Though she couldn't name the investors, Maija Vimba of the Economy Ministry said that one of the companies was from the United States and would arrive this week in Riga to speak about oil extraction possibilities in Latvia's territorial waters. She stressed that growing oil prices - and the belief that they will stay on current levels on the back of Asian demand - could possibly trigger investor interest.
"Investors are ready to invest in oil extraction even in our geological situation," she said.
However, Vimba predicted that none of the investors was ready to make a final decision due to the large investments needed to extract oil from the bottom of the sea. "This is a very expensive business. The investors will first come, look, think and only then make a final decision," she said.
Early in July Economy Minister Juris Lujans issued Odin Energi two oil exploration and extraction licenses covering two fields in Latvia's waters. Several other fields, meanwhile, remain available for exploration.
Apart from oil deposits at sea, there is also interest in land-based extraction.

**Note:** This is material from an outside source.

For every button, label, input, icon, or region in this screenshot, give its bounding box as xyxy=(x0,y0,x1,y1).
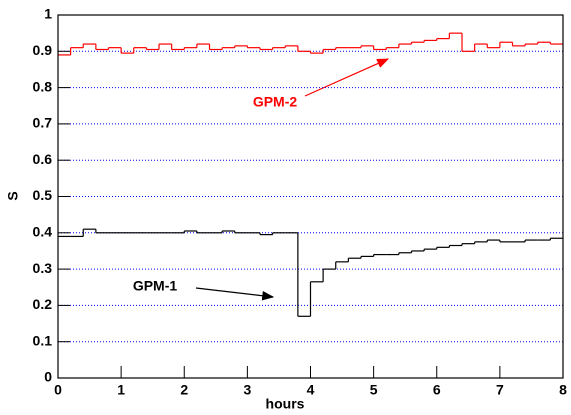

Businessman Kristaps Rum-nieks has applied for a field license in Dunalka county in western Latvia on an area that covers 2.08 hectares. This plot is near another 162.3-hectare area that has been identified as an oil exploration and production license field.
U.S. citizen Otis Armstrong has also asked the ministry to license a field spanning one hectare in western Latvia. Armstrong has rented the plot located near the 100-hectare field in Gudenieki county - the only serious potential oil extraction site in Latvia - for 99-years.
The Economy Ministry said the government was to decide on licensing of the fields in the near future.
Although specialists believe that the most promising oil deposits are in the Gudenieki region, licensing has not yet been set as rights to the land remain unclear.
Oil was found in Latvia as long ago as the 1960s, but no industrial production was launched because the field lacked the necessary economy of scale. However, in the past three decades oil extraction techniques have advanced and nowadays even small deposits can be utilized.
In 1996 the Economy Ministry issued a license for sea-based upstream oil activity to Amoco and OPAB, but exploration never began due to Latvia and Lithuania's failure to sign a maritime border agreement.